Instantly, Donald released from this support, swayed and clutched gropingly for Mr. Daney’s person.
“Dizzy,” he panted. “Head’s on strike. Mr. Daney, where the devil are you? Don’t run away from me. You damned old muddler, if I get my hands on you I’ll pick you apart—yes, I will—to see—what makes you go. You did it, Yes, you did—even if you’re too stupidly honest—to lie about it. Glad of that, though, Mr. Daney. Hate liars and interfering duffers. Ah—the cold-blooded calculation of it—took advantage of her poverty. She’s gone—nobody knows—May God damn your soul to the deepest hell—Where are you? I’ll kill you—no, no; forgive me, sir—Yes, you’ve been faithful, and you’re an old employe—I wish you a very pleasant good-evening, sir.”

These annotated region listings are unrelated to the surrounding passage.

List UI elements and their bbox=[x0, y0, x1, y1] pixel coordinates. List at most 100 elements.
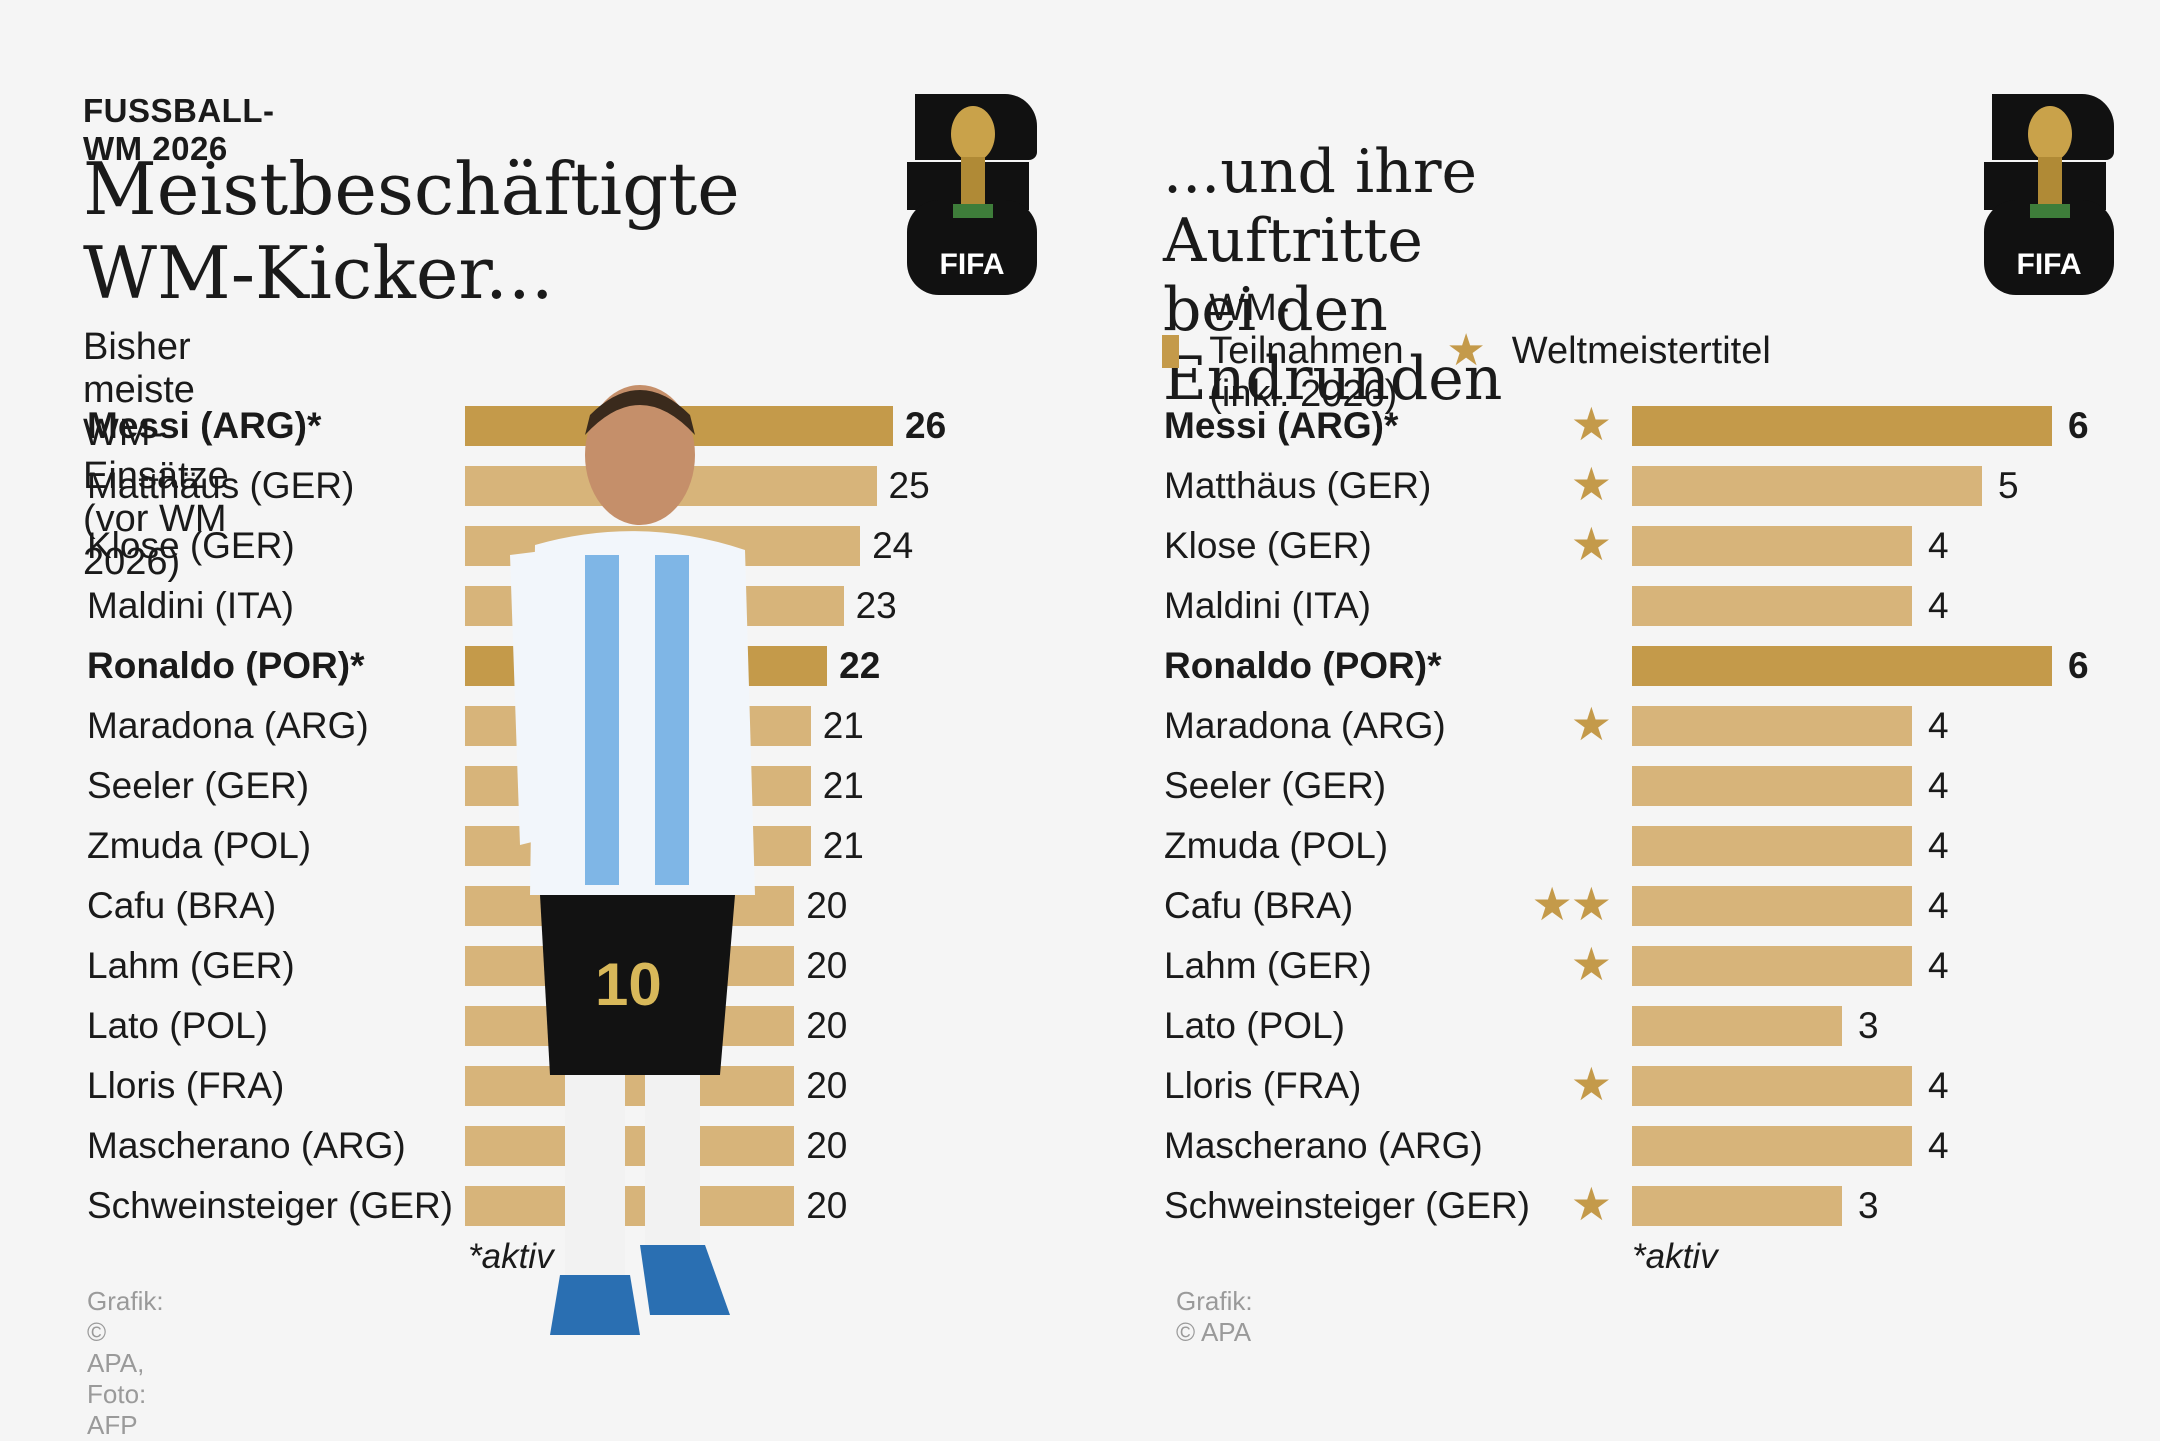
right-bar bbox=[1632, 646, 2052, 686]
right-row-label: Matthäus (GER) bbox=[1164, 465, 1432, 506]
left-value-label: 26 bbox=[905, 405, 947, 446]
right-bar bbox=[1632, 1006, 1842, 1046]
star-icon: ★ bbox=[1446, 326, 1486, 375]
right-row-label: Cafu (BRA) bbox=[1164, 885, 1354, 926]
left-title-line-1: Meistbeschäftigte bbox=[83, 147, 740, 231]
left-row-label: Mascherano (ARG) bbox=[87, 1125, 406, 1166]
right-row-label: Maldini (ITA) bbox=[1164, 585, 1371, 626]
left-row-label: Maldini (ITA) bbox=[87, 585, 294, 626]
legend: WM-Teilnahmen (inkl. 2026) ★ Weltmeister… bbox=[1162, 287, 1771, 415]
right-bar bbox=[1632, 886, 1912, 926]
star-icon: ★ bbox=[1570, 1178, 1612, 1230]
right-bar bbox=[1632, 586, 1912, 626]
right-row-label: Klose (GER) bbox=[1164, 525, 1372, 566]
right-bar bbox=[1632, 706, 1912, 746]
right-value-label: 4 bbox=[1928, 1125, 1949, 1166]
left-note: *aktiv bbox=[468, 1237, 554, 1276]
right-value-label: 3 bbox=[1858, 1005, 1879, 1046]
left-row-label: Schweinsteiger (GER) bbox=[87, 1185, 454, 1226]
right-bar bbox=[1632, 526, 1912, 566]
right-value-label: 6 bbox=[2068, 645, 2089, 686]
star-icon: ★ bbox=[1570, 458, 1612, 510]
left-value-label: 20 bbox=[806, 945, 848, 986]
left-row-label: Messi (ARG)* bbox=[87, 405, 322, 446]
left-value-label: 20 bbox=[806, 885, 848, 926]
fifa-2026-logo: FIFA bbox=[907, 94, 1037, 295]
star-icon: ★ bbox=[1570, 518, 1612, 570]
left-row-label: Matthäus (GER) bbox=[87, 465, 355, 506]
right-bar bbox=[1632, 466, 1982, 506]
right-value-label: 4 bbox=[1928, 765, 1949, 806]
left-title: Meistbeschäftigte WM-Kicker... bbox=[83, 147, 740, 315]
fifa-2026-logo-right: FIFA bbox=[1984, 94, 2114, 295]
right-value-label: 4 bbox=[1928, 585, 1949, 626]
right-row-label: Maradona (ARG) bbox=[1164, 705, 1446, 746]
kicker: FUSSBALL-WM 2026 bbox=[83, 92, 275, 167]
left-value-label: 22 bbox=[839, 645, 881, 686]
right-bar bbox=[1632, 946, 1912, 986]
left-title-line-2: WM-Kicker... bbox=[83, 230, 554, 315]
right-bar bbox=[1632, 1126, 1912, 1166]
left-value-label: 20 bbox=[806, 1125, 848, 1166]
left-value-label: 21 bbox=[822, 705, 864, 746]
left-value-label: 20 bbox=[806, 1065, 848, 1106]
player-photo: 10 bbox=[510, 385, 755, 1335]
right-row-label: Lato (POL) bbox=[1164, 1005, 1345, 1046]
left-row-label: Seeler (GER) bbox=[87, 765, 310, 806]
fifa-logo-text: FIFA bbox=[940, 248, 1005, 281]
right-value-label: 6 bbox=[2068, 405, 2089, 446]
right-value-label: 3 bbox=[1858, 1185, 1879, 1226]
right-row-label: Schweinsteiger (GER) bbox=[1164, 1185, 1531, 1226]
right-bar bbox=[1632, 826, 1912, 866]
right-row-label: Messi (ARG)* bbox=[1164, 405, 1399, 446]
right-row-label: Zmuda (POL) bbox=[1164, 825, 1389, 866]
right-row-label: Seeler (GER) bbox=[1164, 765, 1387, 806]
left-row-label: Lato (POL) bbox=[87, 1005, 268, 1046]
right-value-label: 4 bbox=[1928, 525, 1949, 566]
right-value-label: 4 bbox=[1928, 885, 1949, 926]
right-value-label: 4 bbox=[1928, 945, 1949, 986]
fifa-logo-text-right: FIFA bbox=[2017, 248, 2082, 281]
right-value-label: 4 bbox=[1928, 1065, 1949, 1106]
right-value-label: 4 bbox=[1928, 705, 1949, 746]
right-value-label: 4 bbox=[1928, 825, 1949, 866]
right-value-label: 5 bbox=[1998, 465, 2019, 506]
right-bar bbox=[1632, 766, 1912, 806]
left-value-label: 25 bbox=[888, 465, 930, 506]
left-row-label: Ronaldo (POR)* bbox=[87, 645, 365, 686]
left-bar bbox=[465, 1186, 795, 1226]
left-row-label: Cafu (BRA) bbox=[87, 885, 277, 926]
right-bar bbox=[1632, 1066, 1912, 1106]
left-subtitle: Bisher meiste WM-Einsätze (vor WM 2026) bbox=[83, 326, 229, 583]
right-row-label: Mascherano (ARG) bbox=[1164, 1125, 1483, 1166]
svg-text:10: 10 bbox=[595, 951, 662, 1018]
right-row-label: Lahm (GER) bbox=[1164, 945, 1372, 986]
left-row-label: Lloris (FRA) bbox=[87, 1065, 285, 1106]
left-row-label: Zmuda (POL) bbox=[87, 825, 312, 866]
left-row-label: Lahm (GER) bbox=[87, 945, 295, 986]
left-row-label: Klose (GER) bbox=[87, 525, 295, 566]
right-bar bbox=[1632, 406, 2052, 446]
left-value-label: 23 bbox=[855, 585, 897, 626]
left-value-label: 24 bbox=[872, 525, 914, 566]
left-bar bbox=[465, 1126, 795, 1166]
left-row-label: Maradona (ARG) bbox=[87, 705, 369, 746]
star-icon: ★ bbox=[1570, 398, 1612, 450]
left-source: Grafik: © APA, Foto: AFP bbox=[87, 1286, 164, 1440]
right-source: Grafik: © APA bbox=[1176, 1286, 1253, 1347]
left-value-label: 21 bbox=[822, 765, 864, 806]
left-value-label: 20 bbox=[806, 1005, 848, 1046]
legend-star-label: Weltmeistertitel bbox=[1511, 329, 1771, 372]
right-note: *aktiv bbox=[1632, 1237, 1718, 1276]
legend-bar-label: WM-Teilnahmen (inkl. 2026) bbox=[1209, 286, 1404, 415]
right-title: ...und ihre Auftritte bei den Endrunden bbox=[1163, 138, 1502, 414]
star-icon: ★ bbox=[1570, 1058, 1612, 1110]
right-bar bbox=[1632, 1186, 1842, 1226]
star-icon: ★ bbox=[1570, 698, 1612, 750]
legend-swatch bbox=[1162, 334, 1180, 368]
left-value-label: 20 bbox=[806, 1185, 848, 1226]
right-row-label: Lloris (FRA) bbox=[1164, 1065, 1362, 1106]
right-title-line-1: ...und ihre Auftritte bbox=[1163, 137, 1478, 276]
star-icon: ★★ bbox=[1531, 878, 1612, 930]
right-title-line-2: bei den Endrunden bbox=[1163, 275, 1503, 414]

He stepped gingerly down the three wide stairs, pitched forward, and measured his length in a bed of pansies. Mr. Daney came down, struck a match, and looked at his white face. Donald was apparently unconscious; so Mr. Daney knelt, placed his inquisitive nose close to the partly open lips, and sniffed. Then he swore his chiefest oath.
“Hell’s hells and panther-tracks! He isn’t drunk. He’s sick.”
Fifteen minutes later, the young Laird of Port Agnew reposed in the best room of his own hospital, and Andrew Daney was risking his life motoring at top speed up the cliff road to The Dreamerie with bad news for old Hector. Mrs. McKaye and the girls had retired but The Laird was reading in the living-room when Daney entered unannounced.